Last week, I read a fascinating article from Big Think in which scientists found a 1.7 second delay between the light waves and the gravitational waves sent to us during a kilonova explosion in deep space (130 million lightyears away) when two neutron stars merged. You can read about it here, but the basic idea is that, just as Einstein predicted, the gravitational waves move at exactly the speed of light, and the light from that event was either slowed down by objects in its path or the light was produced soon after the neutron stars merged, and therefore arrived late. So boom, yet another major win for Einstein’s Relativity theory.

Here’s a brief list of other things that can only work or be explained using Einstein’s Relativity Theory: the planet Mercury’s orbit, GPS, electromagnets, the color of gold, the element mercury being liquid at room temperature, the existence of black holes, Sun-delayed radio signals, frame-dragging (how spacetime spirals when a mass spins). If Newton’s conception of gravity were correct, these things could not be explained. Only with Einstein’s Relativity theory do these, and the others mentioned before, make sense.

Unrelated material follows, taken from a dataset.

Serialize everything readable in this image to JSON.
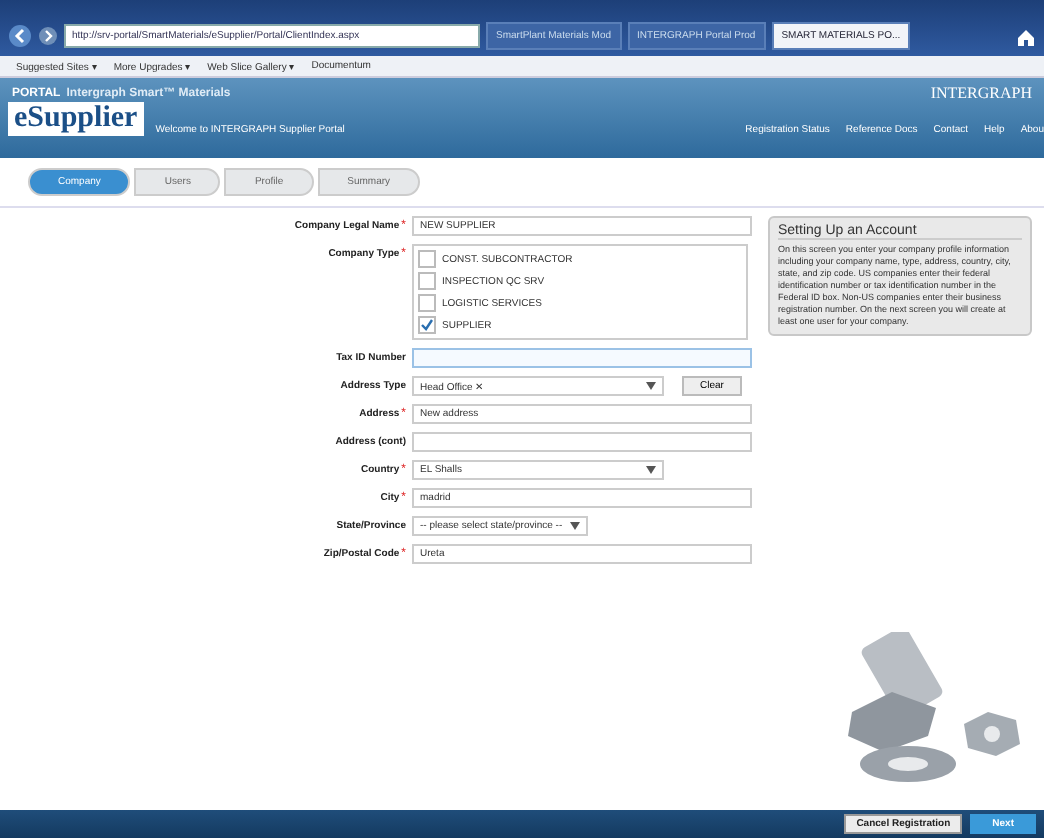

Scientifically, when a new theory comes along that explains not only all the phenomena previously explained by the old one, but predicts new ones, as mentioned above, for which there is now a mountain of evidence, that new theory then replaces the old one and becomes the new accepted theory. That’s how it works, in “theory”. In reality, as we have seen, it sometimes takes hundreds, or even thousands of years to change the public’s mind on this, much less the minds of the scientists.

Since mathematically the two theories produce close results, and Newton’s Law is simpler and easier to comprehend, for over a hundred years now, educators, all the way up through undergraduate physics, have chosen to stick with what they know: Newtonian gravity. This also follows the idea of Occam’s Razor: when presented with multiple competing hypotheses or explanations, the simplest one is usually the best or most likely. The key word here is usually. Asked which theory is more technically correct, according to the data, scientists will agree that it is Einstein’s Relativity Theory. Shown that there is no way to explain the above phenomena according to Newton’s Law of Gravity, they will agree. Only Einstein’s Relativity Theory survives scientific scrutiny, predicting so many things for which our modern science is now finding evidence. Even though it is more complex, in this case, for now, it is the best description we have of how gravity works.

But, even Relativity Theory is suspect in the extreme environment of a black hole and in the smallest reaches of quantum theory. Does that make it an invalid theory? Not at all. All theories are models of how we think the universe works. As models, they have their strengths and weaknesses. General Relativity Theory’s strengths are explaining to a high degree of fidelity the gravitational interactions of bodies in our universe. It predicts so many things that have only recently been shown to be true with evidence gathered by modern technologies (again, see the list above). When we probe the weaknesses of a theory, it typically leads to new discoveries and new science. Never in the history of science have we developed a theory of everything that explains all that we see and predicts everything else we cannot see. There is always a frontier of new discoveries and our current models help show us the way.

Einstein’s General Theory of Relativity is a 180 degree turn on how gravity works, akin to viewing the Sun as the center of our solar system instead of the Earth. Accepting this model requires our minds to change about the world and how it works. The speed of light is fixed and space and time are variable. Gravity is not a force, but a warping of spacetime around massive, energetic, and/or spinning objects. When you drop a ball, the Earth accelerates upward to meet it, since there is no force on the ball. Wrapping our minds around these fundamental changes in worldview is not easy, but climbing a mountain begins one step at a time (and gravity helps us along the way). Let us take these first steps together, and usher in a scientific revolution that is already over a hundred years in the making.